What do Bruce Springsteen, Eminem and Barney the Purple Dinosaur have in common? Songs by them are at the top of the CIA's list of songs that are piped into terrorist's cells at Guantánamo Bay as a form of psychological torture.

Reports Clive Stafford Smith of the New Statesman:

"I am writing this on my 21st visit to Guantánamo Bay. One prisoner whom I am visiting is Binyam Mohammed. He is the British resident from Kensington, central London, who was tortured for 18 months in Morocco. The abuses were pretty medieval for the most part, including a razor blade to his genitals, but I was surprised when Binyam told me that the psychological tactics were worse than the physical torture. He explained it well: given the terrible choice between losing your sight or losing your mind, anyone would choose to be blinded over becoming insane."
With all the talk about music piracy and illegal downloads hurting the music industry, Smith suggests that some concern be shown to music being used to abuse human rights.

More here.

BANNERS ACROSS AMERICA

As disconnects go, the fact that Americans are said to be the most religious people in the world but how rarely the most un-Christian practice of torture is discussed in churches is a disconnect and then some.

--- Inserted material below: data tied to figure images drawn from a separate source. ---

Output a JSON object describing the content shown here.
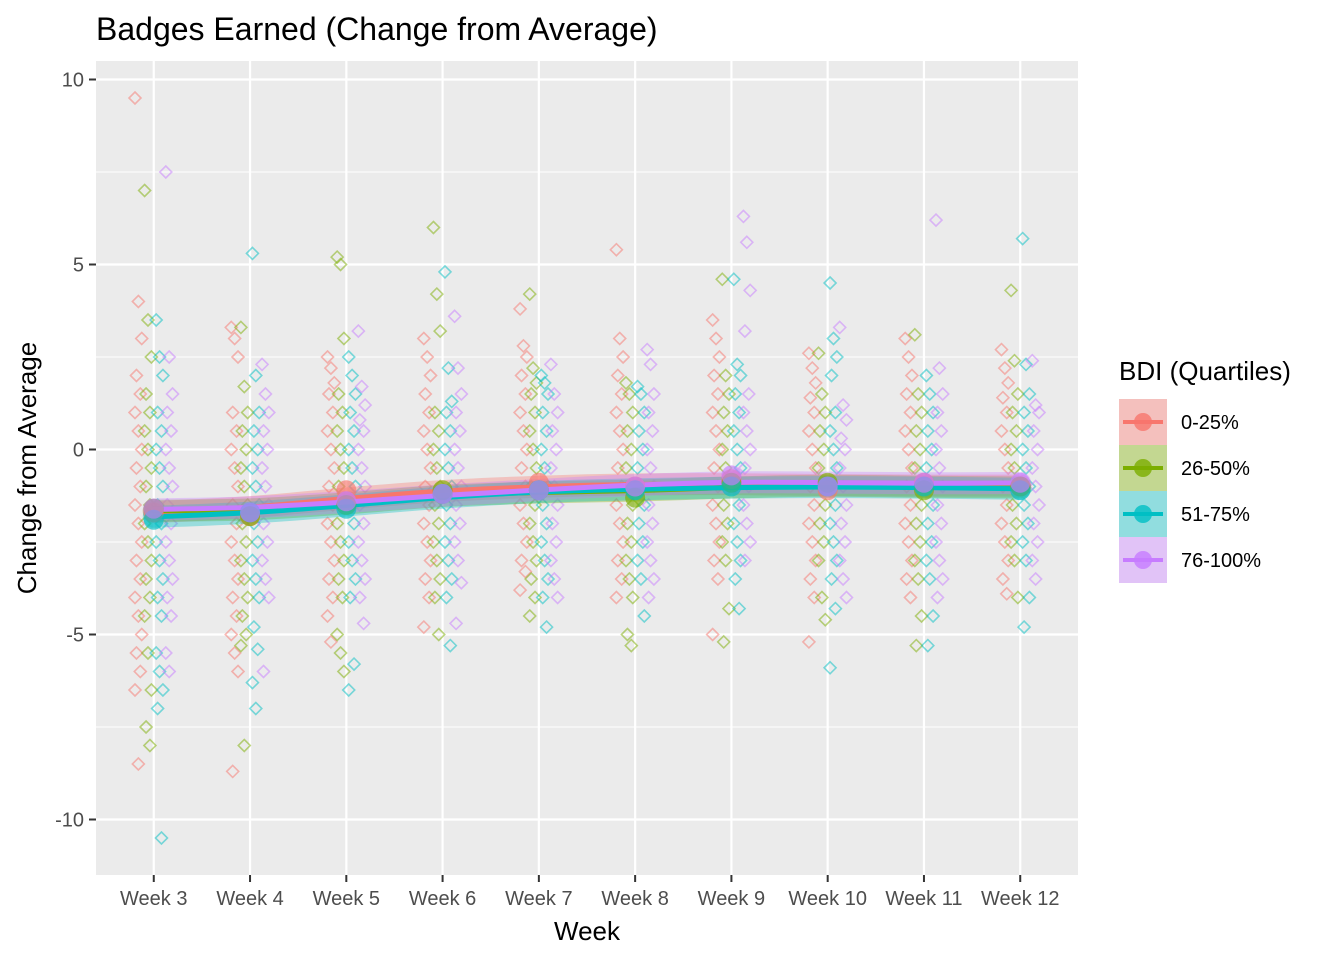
{
  "chart_data": {
    "type": "scatter",
    "title": "Badges Earned (Change from Average)",
    "xlabel": "Week",
    "ylabel": "Change from Average",
    "categories": [
      "Week 3",
      "Week 4",
      "Week 5",
      "Week 6",
      "Week 7",
      "Week 8",
      "Week 9",
      "Week 10",
      "Week 11",
      "Week 12"
    ],
    "ylim": [
      -11.5,
      10.5
    ],
    "yticks": [
      10,
      5,
      0,
      -5,
      -10
    ],
    "ytick_labels": [
      "10",
      "5",
      "0",
      "-5",
      "-10"
    ],
    "grid": true,
    "legend": {
      "title": "BDI (Quartiles)",
      "position": "right",
      "entries": [
        "0-25%",
        "26-50%",
        "51-75%",
        "76-100%"
      ]
    },
    "series": [
      {
        "name": "0-25%",
        "color": "#F8766D",
        "means": [
          -1.7,
          -1.8,
          -1.1,
          -1.2,
          -0.9,
          -1.0,
          -0.8,
          -1.1,
          -0.9,
          -1.0
        ],
        "points": [
          [
            9.5,
            4.0,
            3.0,
            2.0,
            1.5,
            1.0,
            0.5,
            0.0,
            -0.5,
            -1.0,
            -1.5,
            -2.0,
            -2.5,
            -3.0,
            -3.5,
            -4.0,
            -4.5,
            -5.0,
            -5.5,
            -6.0,
            -6.5,
            -8.5
          ],
          [
            3.3,
            3.0,
            2.5,
            1.0,
            0.5,
            0.0,
            -0.5,
            -1.0,
            -1.5,
            -2.0,
            -2.5,
            -3.0,
            -3.5,
            -4.0,
            -4.5,
            -5.0,
            -5.5,
            -6.0,
            -8.7
          ],
          [
            2.5,
            2.2,
            1.8,
            1.5,
            1.0,
            0.5,
            0.0,
            -0.5,
            -1.0,
            -1.5,
            -2.0,
            -2.5,
            -3.0,
            -3.5,
            -4.0,
            -4.5,
            -5.2
          ],
          [
            3.0,
            2.5,
            2.0,
            1.5,
            1.0,
            0.5,
            0.0,
            -0.5,
            -1.0,
            -1.5,
            -2.0,
            -2.5,
            -3.0,
            -3.5,
            -4.0,
            -4.8
          ],
          [
            3.8,
            2.8,
            2.5,
            2.0,
            1.5,
            1.0,
            0.5,
            0.0,
            -0.5,
            -1.0,
            -1.5,
            -2.0,
            -2.5,
            -3.0,
            -3.3,
            -3.8
          ],
          [
            5.4,
            3.0,
            2.5,
            2.0,
            1.5,
            1.0,
            0.5,
            0.0,
            -0.5,
            -1.0,
            -1.5,
            -2.0,
            -2.5,
            -3.0,
            -3.5,
            -4.0
          ],
          [
            3.5,
            3.0,
            2.5,
            2.0,
            1.5,
            1.0,
            0.5,
            0.0,
            -0.5,
            -1.0,
            -1.5,
            -2.0,
            -2.5,
            -3.0,
            -3.5,
            -5.0
          ],
          [
            2.6,
            2.2,
            1.8,
            1.4,
            1.0,
            0.5,
            0.0,
            -0.5,
            -1.0,
            -1.5,
            -2.0,
            -2.5,
            -3.0,
            -3.5,
            -4.0,
            -5.2
          ],
          [
            3.0,
            2.5,
            2.0,
            1.5,
            1.0,
            0.5,
            0.0,
            -0.5,
            -1.0,
            -1.5,
            -2.0,
            -2.5,
            -3.0,
            -3.5,
            -4.0
          ],
          [
            2.7,
            2.2,
            1.8,
            1.4,
            1.0,
            0.5,
            0.0,
            -0.5,
            -1.0,
            -1.5,
            -2.0,
            -2.5,
            -3.0,
            -3.5,
            -3.9
          ]
        ]
      },
      {
        "name": "26-50%",
        "color": "#7CAE00",
        "means": [
          -1.6,
          -1.8,
          -1.5,
          -1.1,
          -1.1,
          -1.3,
          -0.9,
          -0.9,
          -1.1,
          -1.0
        ],
        "points": [
          [
            7.0,
            3.5,
            2.5,
            1.5,
            1.0,
            0.5,
            0.0,
            -0.5,
            -1.0,
            -1.5,
            -2.0,
            -2.5,
            -3.0,
            -3.5,
            -4.0,
            -4.5,
            -5.5,
            -6.5,
            -7.5,
            -8.0
          ],
          [
            3.3,
            1.7,
            1.0,
            0.5,
            0.0,
            -0.5,
            -1.0,
            -1.5,
            -2.0,
            -2.5,
            -3.0,
            -3.5,
            -4.0,
            -4.5,
            -5.0,
            -5.3,
            -8.0
          ],
          [
            5.2,
            5.0,
            3.0,
            1.5,
            1.0,
            0.5,
            0.0,
            -0.5,
            -1.0,
            -1.5,
            -2.0,
            -2.5,
            -3.0,
            -3.5,
            -4.0,
            -5.0,
            -5.5,
            -6.0
          ],
          [
            6.0,
            4.2,
            3.2,
            1.0,
            0.5,
            0.0,
            -0.5,
            -1.0,
            -1.5,
            -2.0,
            -2.5,
            -3.0,
            -3.5,
            -4.0,
            -5.0
          ],
          [
            4.2,
            2.2,
            1.8,
            1.5,
            1.0,
            0.5,
            0.0,
            -0.5,
            -1.0,
            -1.5,
            -2.0,
            -2.5,
            -3.0,
            -3.5,
            -4.0,
            -4.5
          ],
          [
            1.8,
            1.5,
            1.0,
            0.5,
            0.0,
            -0.5,
            -1.0,
            -1.5,
            -2.0,
            -2.5,
            -3.0,
            -3.5,
            -4.0,
            -5.0,
            -5.3
          ],
          [
            4.6,
            2.0,
            1.5,
            1.0,
            0.5,
            0.0,
            -0.5,
            -1.0,
            -1.5,
            -2.0,
            -2.5,
            -3.0,
            -4.3,
            -5.2
          ],
          [
            2.6,
            1.5,
            1.0,
            0.5,
            0.0,
            -0.5,
            -1.0,
            -1.5,
            -2.0,
            -2.5,
            -3.0,
            -4.0,
            -4.6
          ],
          [
            3.1,
            1.5,
            1.0,
            0.5,
            0.0,
            -0.5,
            -1.0,
            -1.5,
            -2.0,
            -2.5,
            -3.0,
            -3.5,
            -4.5,
            -5.3
          ],
          [
            4.3,
            2.4,
            1.5,
            1.0,
            0.5,
            0.0,
            -0.5,
            -1.0,
            -1.5,
            -2.0,
            -2.5,
            -3.0,
            -4.0
          ]
        ]
      },
      {
        "name": "51-75%",
        "color": "#00BFC4",
        "means": [
          -1.9,
          -1.7,
          -1.6,
          -1.2,
          -1.1,
          -1.1,
          -1.0,
          -1.0,
          -1.0,
          -1.1
        ],
        "points": [
          [
            3.5,
            2.5,
            2.0,
            1.0,
            0.5,
            0.0,
            -0.5,
            -1.0,
            -1.5,
            -2.0,
            -2.5,
            -3.0,
            -3.5,
            -4.0,
            -4.5,
            -5.5,
            -6.0,
            -6.5,
            -7.0,
            -10.5
          ],
          [
            5.3,
            2.0,
            1.0,
            0.5,
            0.0,
            -0.5,
            -1.0,
            -1.5,
            -2.0,
            -2.5,
            -3.0,
            -3.5,
            -4.0,
            -4.8,
            -5.4,
            -6.3,
            -7.0
          ],
          [
            2.5,
            2.0,
            1.5,
            1.0,
            0.5,
            0.0,
            -0.5,
            -1.0,
            -1.5,
            -2.0,
            -2.5,
            -3.0,
            -3.5,
            -4.0,
            -5.8,
            -6.5
          ],
          [
            4.8,
            2.2,
            1.3,
            1.0,
            0.5,
            0.0,
            -0.5,
            -1.0,
            -1.5,
            -2.0,
            -2.5,
            -3.0,
            -3.5,
            -4.0,
            -5.3
          ],
          [
            2.0,
            1.8,
            1.5,
            1.0,
            0.5,
            0.0,
            -0.5,
            -1.0,
            -1.5,
            -2.0,
            -2.5,
            -3.0,
            -3.5,
            -4.0,
            -4.8
          ],
          [
            1.7,
            1.5,
            1.0,
            0.5,
            0.0,
            -0.5,
            -1.0,
            -1.5,
            -2.0,
            -2.5,
            -3.0,
            -3.5,
            -4.5
          ],
          [
            4.6,
            2.3,
            2.0,
            1.5,
            1.0,
            0.5,
            0.0,
            -0.5,
            -1.0,
            -1.5,
            -2.0,
            -2.5,
            -3.0,
            -3.5,
            -4.3
          ],
          [
            4.5,
            3.0,
            2.5,
            2.0,
            1.0,
            0.5,
            0.0,
            -0.5,
            -1.0,
            -1.5,
            -2.0,
            -2.5,
            -3.0,
            -3.5,
            -4.3,
            -5.9
          ],
          [
            2.0,
            1.5,
            1.0,
            0.5,
            0.0,
            -0.5,
            -1.0,
            -1.5,
            -2.0,
            -2.5,
            -3.0,
            -3.5,
            -4.5,
            -5.3
          ],
          [
            5.7,
            2.3,
            1.5,
            1.0,
            0.5,
            0.0,
            -0.5,
            -1.0,
            -1.5,
            -2.0,
            -2.5,
            -3.0,
            -4.0,
            -4.8
          ]
        ]
      },
      {
        "name": "76-100%",
        "color": "#C77CFF",
        "means": [
          -1.6,
          -1.7,
          -1.4,
          -1.2,
          -1.1,
          -1.0,
          -0.7,
          -1.0,
          -0.9,
          -0.9
        ],
        "points": [
          [
            7.5,
            2.5,
            1.5,
            1.0,
            0.5,
            0.0,
            -0.5,
            -1.0,
            -1.5,
            -2.0,
            -2.5,
            -3.0,
            -3.5,
            -4.0,
            -4.5,
            -5.5,
            -6.0
          ],
          [
            2.3,
            1.5,
            1.0,
            0.5,
            0.0,
            -0.5,
            -1.0,
            -1.5,
            -2.0,
            -2.5,
            -3.0,
            -3.5,
            -4.0,
            -6.0
          ],
          [
            3.2,
            1.7,
            1.2,
            0.8,
            0.5,
            0.0,
            -0.5,
            -1.0,
            -1.5,
            -2.0,
            -2.5,
            -3.0,
            -3.5,
            -4.0,
            -4.7
          ],
          [
            3.6,
            2.2,
            1.5,
            1.0,
            0.5,
            0.0,
            -0.5,
            -1.0,
            -1.5,
            -2.0,
            -2.5,
            -3.0,
            -3.6,
            -4.7
          ],
          [
            2.3,
            1.5,
            1.0,
            0.5,
            0.0,
            -0.5,
            -1.0,
            -1.5,
            -2.0,
            -2.5,
            -3.0,
            -3.5,
            -4.0
          ],
          [
            2.7,
            2.3,
            1.5,
            1.0,
            0.5,
            0.0,
            -0.5,
            -1.0,
            -1.5,
            -2.0,
            -2.5,
            -3.0,
            -3.5,
            -4.0
          ],
          [
            6.3,
            5.6,
            4.3,
            3.2,
            1.5,
            1.0,
            0.5,
            0.0,
            -0.5,
            -1.0,
            -1.5,
            -2.0,
            -2.5,
            -3.0
          ],
          [
            3.3,
            1.2,
            0.8,
            0.3,
            0.0,
            -0.5,
            -1.0,
            -1.5,
            -2.0,
            -2.5,
            -3.0,
            -3.5,
            -4.0
          ],
          [
            6.2,
            2.2,
            1.5,
            1.0,
            0.5,
            0.0,
            -0.5,
            -1.0,
            -1.5,
            -2.0,
            -2.5,
            -3.0,
            -3.5,
            -4.0
          ],
          [
            2.4,
            1.2,
            1.0,
            0.5,
            0.0,
            -0.5,
            -1.0,
            -1.5,
            -2.0,
            -2.5,
            -3.0,
            -3.5
          ]
        ]
      }
    ]
  }
}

That may begin to change because of the Banners Across America program supported by the National Religious Coalition Against Torture. More than 250 congregations in all 50 states will display a banner outside of their place of worship during June, which NRCAT has declared Torture Awareness Month.

More here.

3 comments:

  1. Anonymous1:03 PM

    True or false? During Thursday's hearing, Dana Rohrabacher uttered the word "panties" 35 times.
    True. At one point he seemed to be arousing himself with the repetition.
    False. He only said "panties" eight times. Still, that's may be a single-session record for a congressman saying "panties."

    Find out the truth at http://www.236.com/news/2008/06/06/quick_quiz_dana_rohrabacher_6985.php.

    ReplyDelete
  2. Anonymous9:58 AM

    Yes I agree with all of this. Hate America first I say, Yes Yes Yes.

    ReplyDelete
  3. Anonymous10:35 PM

    America does not want your murdering terrorist.. just like we didn't want your HITLER and Hirohito. But, bite our heal and we will clean your clock.